Mollema uncovered what he describes as “the most impactful Entra ID vulnerability that I will probably ever find. This vulnerability could have allowed me to compromise every Entra ID tenant in the world.”
The issue combined two elements:
- Undocumented impersonation tokens (Actor tokens) used by Microsoft for backend service-to-service authentication.
- A critical validation flaw in the Azure AD Graph API that failed to enforce tenant boundaries.
This meant that “with a token I requested in my lab tenant I could authenticate as any user, including Global Admins, in any other tenant.” Because Actor tokens bypassed Conditional Access, there was effectively no configuration an administrator could set to block such an attack.
Actor tokens are special JSON Web Tokens (JWTs) issued by Microsoft’s Access Control Service, primarily to let services like Exchange Online or SharePoint impersonate users. However, Mollema explained, “once Exchange has an Actor token, it can use the one Actor token to impersonate anyone against the target service it was requested for, for 24 hours.”
The tokens lacked basic safeguards:
- No logging when issued or used.
- No revocation before their 24-hour expiry.
- Bypassed Conditional Access entirely.
Mollema bluntly concluded, “in my personal opinion, this whole Actor token design is something that never should have existed. It lacks almost every security control that you would want.”
The second component of the vulnerability was Azure AD Graph’s failure to validate tenant IDs. By altering the tenant ID in an impersonation token, Mollema discovered he could query data in other tenants.
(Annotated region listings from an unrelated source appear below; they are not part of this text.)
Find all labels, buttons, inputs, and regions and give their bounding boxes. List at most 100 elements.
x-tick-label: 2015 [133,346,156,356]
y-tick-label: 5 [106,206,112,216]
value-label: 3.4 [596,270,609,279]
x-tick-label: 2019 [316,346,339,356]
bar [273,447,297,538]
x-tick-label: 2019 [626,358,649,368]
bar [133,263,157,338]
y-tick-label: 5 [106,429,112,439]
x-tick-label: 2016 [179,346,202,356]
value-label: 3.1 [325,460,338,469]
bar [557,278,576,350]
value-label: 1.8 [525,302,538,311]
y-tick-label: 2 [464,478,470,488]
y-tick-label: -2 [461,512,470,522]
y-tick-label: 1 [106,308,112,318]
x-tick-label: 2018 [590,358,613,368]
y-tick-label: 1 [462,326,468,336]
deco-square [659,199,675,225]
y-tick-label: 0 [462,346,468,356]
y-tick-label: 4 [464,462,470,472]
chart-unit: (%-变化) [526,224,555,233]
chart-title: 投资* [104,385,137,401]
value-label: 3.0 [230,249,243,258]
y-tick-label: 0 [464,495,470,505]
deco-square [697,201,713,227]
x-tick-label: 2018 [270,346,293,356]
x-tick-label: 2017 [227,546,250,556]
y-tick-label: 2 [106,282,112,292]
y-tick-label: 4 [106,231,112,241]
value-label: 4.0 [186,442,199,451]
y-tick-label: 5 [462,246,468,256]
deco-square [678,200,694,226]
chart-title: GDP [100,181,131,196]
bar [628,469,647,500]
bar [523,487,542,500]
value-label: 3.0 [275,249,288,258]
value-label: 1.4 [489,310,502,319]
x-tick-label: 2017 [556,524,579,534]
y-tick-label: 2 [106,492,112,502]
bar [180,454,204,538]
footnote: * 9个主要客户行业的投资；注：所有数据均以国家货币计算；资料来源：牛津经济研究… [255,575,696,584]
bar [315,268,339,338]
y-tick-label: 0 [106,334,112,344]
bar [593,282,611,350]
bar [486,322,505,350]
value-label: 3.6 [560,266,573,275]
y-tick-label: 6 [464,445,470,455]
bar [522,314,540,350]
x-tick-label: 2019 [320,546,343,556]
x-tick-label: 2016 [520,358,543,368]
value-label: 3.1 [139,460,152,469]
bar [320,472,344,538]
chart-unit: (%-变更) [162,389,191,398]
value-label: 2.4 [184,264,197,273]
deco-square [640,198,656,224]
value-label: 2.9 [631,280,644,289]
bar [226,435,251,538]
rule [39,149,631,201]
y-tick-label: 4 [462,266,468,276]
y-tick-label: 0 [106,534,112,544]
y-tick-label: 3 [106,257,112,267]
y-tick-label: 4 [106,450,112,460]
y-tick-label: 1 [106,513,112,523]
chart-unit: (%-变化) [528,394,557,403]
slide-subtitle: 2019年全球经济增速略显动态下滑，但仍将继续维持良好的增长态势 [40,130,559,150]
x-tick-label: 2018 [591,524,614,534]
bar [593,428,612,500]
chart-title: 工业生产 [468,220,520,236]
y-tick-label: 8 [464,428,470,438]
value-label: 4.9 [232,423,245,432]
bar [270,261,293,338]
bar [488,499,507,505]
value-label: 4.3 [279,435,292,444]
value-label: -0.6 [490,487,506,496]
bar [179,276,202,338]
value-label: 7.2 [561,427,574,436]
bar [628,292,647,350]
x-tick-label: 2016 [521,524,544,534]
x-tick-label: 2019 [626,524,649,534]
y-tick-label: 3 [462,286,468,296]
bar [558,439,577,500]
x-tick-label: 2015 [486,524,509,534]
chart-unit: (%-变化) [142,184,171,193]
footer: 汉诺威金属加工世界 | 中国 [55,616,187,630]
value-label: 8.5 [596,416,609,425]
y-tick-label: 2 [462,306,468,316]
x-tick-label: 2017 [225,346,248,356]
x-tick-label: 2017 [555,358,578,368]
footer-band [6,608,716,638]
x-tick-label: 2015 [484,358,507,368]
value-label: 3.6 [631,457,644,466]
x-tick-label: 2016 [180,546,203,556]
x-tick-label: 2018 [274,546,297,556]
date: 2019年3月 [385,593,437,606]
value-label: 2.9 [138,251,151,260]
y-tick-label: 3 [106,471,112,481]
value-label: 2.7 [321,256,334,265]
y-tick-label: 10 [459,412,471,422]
He wrote, “I could indeed access data in other tenants, as long as I knew their tenant ID (which is public information) and the netId of a user in that tenant.”
From there, attackers could escalate:
- Impersonate a regular user to enumerate information.
- Identify Global Admins and craft tokens for them.
- Achieve full tenant takeover, with access extending to Microsoft 365 and Azure resources.
Worse still, the attack left almost no traces. As Mollema noted, “none of these actions would generate any logs in the victim tenant.”
Even the supposedly secret netId values of users weren’t safe. Mollema found that they were incremental and brute-forceable, making it feasible to guess valid IDs within minutes. He also demonstrated that attackers could abuse B2B trust relationships, using guest accounts to pivot between tenants. “The information needed to compromise the majority of all tenants worldwide could have been gathered within minutes using a single Actor token.”
Mollema responsibly disclosed the flaw to Microsoft’s Security Response Center (MSRC). Microsoft acted quickly, patching the vulnerability within days, blocking Actor tokens from being requested for Azure AD Graph, and issuing CVE-2025-55241.